These Grilled Chicken & Broccoli Bowls with Creamy Garlic Sauce are a perfect combination of lean protein, nutritious veggies, and a rich, creamy garlic sauce that takes the dish to the next level. Light yet satisfying, this recipe is great for meal prep, a quick dinner, or a healthy lunch option. It’s simple to make, full of flavor, and packed with nutrients!

Servings & Timing

  • Servings: 2
  • Prep Time: 10 minutes
  • Cook Time: 15–20 minutes
  • Total Time: 25–30 minutes

Ingredients List

Main Ingredients:

  • 2 boneless, skinless chicken breasts
  • 2 cups (200g) broccoli florets
  • 2 tbsp olive oil
  • Salt and pepper to taste

For the Creamy Garlic Sauce:

  • 1/4 cup Greek yogurt (or sour cream)
  • 2 tbsp mayonnaise
  • 2 garlic cloves, minced
  • 1 tbsp lemon juice
  • 1 tbsp fresh parsley, chopped (optional, for garnish)
  • Salt and pepper to taste

Instructions

Step 1: Prepare the Chicken
Season the chicken breasts with olive oil, salt, and pepper on both sides. Heat a grill pan or outdoor grill over medium-high heat. Grill the chicken for 6–7 minutes per side, or until fully cooked and the internal temperature reaches 165°F (74°C). Once cooked, remove from the grill and let it rest for a few minutes before slicing into strips or cubes.

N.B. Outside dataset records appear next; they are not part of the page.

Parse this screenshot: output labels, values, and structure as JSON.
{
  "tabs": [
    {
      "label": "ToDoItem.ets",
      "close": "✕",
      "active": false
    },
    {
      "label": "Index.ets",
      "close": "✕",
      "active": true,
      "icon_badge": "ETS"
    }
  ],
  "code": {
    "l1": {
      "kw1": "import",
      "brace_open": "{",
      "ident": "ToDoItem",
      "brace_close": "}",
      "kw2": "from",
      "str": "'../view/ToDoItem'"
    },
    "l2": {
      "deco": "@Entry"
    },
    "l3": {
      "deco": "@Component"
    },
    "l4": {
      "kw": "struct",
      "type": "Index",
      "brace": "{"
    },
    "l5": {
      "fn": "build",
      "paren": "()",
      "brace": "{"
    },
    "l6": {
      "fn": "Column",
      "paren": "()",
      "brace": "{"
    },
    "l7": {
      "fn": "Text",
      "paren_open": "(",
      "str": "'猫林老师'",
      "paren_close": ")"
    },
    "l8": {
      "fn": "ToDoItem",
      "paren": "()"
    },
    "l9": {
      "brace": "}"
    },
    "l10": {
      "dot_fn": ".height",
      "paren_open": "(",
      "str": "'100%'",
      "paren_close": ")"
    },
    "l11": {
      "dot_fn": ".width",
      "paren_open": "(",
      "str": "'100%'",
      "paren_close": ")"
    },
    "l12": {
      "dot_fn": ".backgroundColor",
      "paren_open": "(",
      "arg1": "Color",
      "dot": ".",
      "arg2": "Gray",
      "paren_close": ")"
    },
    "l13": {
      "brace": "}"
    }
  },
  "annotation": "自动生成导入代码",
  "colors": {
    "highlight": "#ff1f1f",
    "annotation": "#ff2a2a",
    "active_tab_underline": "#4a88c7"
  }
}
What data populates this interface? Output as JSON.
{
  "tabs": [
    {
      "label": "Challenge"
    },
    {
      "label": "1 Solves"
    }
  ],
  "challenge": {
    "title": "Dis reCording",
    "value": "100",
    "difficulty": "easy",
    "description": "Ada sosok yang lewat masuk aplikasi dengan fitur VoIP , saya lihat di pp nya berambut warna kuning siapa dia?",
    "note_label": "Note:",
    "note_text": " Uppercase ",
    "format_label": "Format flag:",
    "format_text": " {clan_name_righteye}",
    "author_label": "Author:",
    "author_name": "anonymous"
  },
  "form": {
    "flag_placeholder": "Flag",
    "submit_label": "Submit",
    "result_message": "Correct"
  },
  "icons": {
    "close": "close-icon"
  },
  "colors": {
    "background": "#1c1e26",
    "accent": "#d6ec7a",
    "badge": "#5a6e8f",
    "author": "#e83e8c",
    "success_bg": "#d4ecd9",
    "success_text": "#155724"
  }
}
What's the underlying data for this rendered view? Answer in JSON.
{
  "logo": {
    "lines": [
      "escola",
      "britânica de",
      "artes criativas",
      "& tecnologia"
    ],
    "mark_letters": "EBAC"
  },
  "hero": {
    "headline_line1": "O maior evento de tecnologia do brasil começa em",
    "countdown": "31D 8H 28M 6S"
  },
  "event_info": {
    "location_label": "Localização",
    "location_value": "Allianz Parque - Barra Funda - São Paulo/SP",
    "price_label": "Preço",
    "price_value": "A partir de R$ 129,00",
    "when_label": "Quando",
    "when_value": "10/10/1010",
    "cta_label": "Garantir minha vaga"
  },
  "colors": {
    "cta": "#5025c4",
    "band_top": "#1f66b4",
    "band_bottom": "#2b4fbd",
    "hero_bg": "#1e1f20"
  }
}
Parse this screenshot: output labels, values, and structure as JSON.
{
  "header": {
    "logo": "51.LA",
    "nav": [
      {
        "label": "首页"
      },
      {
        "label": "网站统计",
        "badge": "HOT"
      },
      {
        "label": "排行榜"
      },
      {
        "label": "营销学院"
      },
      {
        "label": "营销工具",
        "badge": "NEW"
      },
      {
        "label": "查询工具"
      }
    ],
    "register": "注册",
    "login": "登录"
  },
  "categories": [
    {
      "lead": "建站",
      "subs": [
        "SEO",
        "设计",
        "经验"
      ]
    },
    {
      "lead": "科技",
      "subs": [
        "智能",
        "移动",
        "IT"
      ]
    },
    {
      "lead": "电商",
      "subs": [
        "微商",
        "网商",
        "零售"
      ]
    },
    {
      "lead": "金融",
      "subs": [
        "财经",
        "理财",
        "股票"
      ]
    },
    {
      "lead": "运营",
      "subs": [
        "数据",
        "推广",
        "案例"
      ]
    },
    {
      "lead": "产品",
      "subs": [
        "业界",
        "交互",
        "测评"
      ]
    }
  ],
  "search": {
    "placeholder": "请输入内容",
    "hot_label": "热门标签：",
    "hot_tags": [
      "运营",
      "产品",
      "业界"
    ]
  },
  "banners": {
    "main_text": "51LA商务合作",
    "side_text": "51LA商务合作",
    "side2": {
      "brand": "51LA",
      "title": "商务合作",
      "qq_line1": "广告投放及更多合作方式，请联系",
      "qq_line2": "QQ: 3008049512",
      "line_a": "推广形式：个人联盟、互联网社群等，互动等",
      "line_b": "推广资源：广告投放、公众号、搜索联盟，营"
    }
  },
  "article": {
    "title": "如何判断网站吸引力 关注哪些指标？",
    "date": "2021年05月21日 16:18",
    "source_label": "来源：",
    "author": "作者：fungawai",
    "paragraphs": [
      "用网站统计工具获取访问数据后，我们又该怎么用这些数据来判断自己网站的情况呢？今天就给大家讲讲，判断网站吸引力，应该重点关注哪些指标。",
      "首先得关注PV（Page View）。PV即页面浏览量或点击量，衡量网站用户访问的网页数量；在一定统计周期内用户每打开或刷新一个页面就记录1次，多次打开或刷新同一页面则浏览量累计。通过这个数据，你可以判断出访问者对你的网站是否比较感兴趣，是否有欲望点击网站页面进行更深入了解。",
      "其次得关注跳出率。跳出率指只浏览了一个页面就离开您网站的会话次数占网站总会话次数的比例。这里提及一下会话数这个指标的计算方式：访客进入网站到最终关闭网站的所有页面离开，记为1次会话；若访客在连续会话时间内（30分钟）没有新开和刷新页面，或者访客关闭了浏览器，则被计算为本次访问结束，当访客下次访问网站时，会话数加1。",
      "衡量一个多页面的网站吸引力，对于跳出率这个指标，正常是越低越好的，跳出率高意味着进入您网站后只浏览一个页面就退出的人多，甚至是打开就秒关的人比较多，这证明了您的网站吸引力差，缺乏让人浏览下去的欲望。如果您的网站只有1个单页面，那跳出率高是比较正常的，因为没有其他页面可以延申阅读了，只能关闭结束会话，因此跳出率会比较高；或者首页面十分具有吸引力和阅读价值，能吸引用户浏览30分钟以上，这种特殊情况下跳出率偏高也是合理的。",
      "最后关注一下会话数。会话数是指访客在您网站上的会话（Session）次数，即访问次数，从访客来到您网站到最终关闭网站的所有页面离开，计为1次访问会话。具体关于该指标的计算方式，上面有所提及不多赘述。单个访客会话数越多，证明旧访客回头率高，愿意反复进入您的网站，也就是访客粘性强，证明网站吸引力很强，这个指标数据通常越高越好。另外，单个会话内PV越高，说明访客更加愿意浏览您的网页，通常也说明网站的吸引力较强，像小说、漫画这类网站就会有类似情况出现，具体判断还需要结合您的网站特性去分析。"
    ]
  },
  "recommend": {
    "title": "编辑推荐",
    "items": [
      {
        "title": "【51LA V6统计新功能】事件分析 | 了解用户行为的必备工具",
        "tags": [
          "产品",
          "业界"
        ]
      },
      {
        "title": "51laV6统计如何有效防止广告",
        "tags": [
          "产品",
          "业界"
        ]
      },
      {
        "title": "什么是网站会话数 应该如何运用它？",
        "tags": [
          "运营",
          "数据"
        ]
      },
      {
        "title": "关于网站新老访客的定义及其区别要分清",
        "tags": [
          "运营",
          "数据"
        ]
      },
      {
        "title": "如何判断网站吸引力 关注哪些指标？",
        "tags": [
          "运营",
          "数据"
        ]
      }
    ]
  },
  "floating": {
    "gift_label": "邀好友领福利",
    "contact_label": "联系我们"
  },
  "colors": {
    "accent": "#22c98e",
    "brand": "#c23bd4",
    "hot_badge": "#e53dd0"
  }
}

Step 2: Steam the Broccoli
While the chicken is grilling, steam the broccoli florets. You can do this by placing them in a steamer basket over boiling water for about 5–7 minutes, or until tender yet crisp. Alternatively, you can microwave the broccoli with a little water in a microwave-safe bowl for 3–4 minutes. Season with salt and pepper to taste.

Step 3: Make the Creamy Garlic Sauce
In a small bowl, combine the Greek yogurt, mayonnaise, minced garlic, lemon juice, and a pinch of salt and pepper. Stir well until smooth and creamy. Taste and adjust the seasoning if necessary.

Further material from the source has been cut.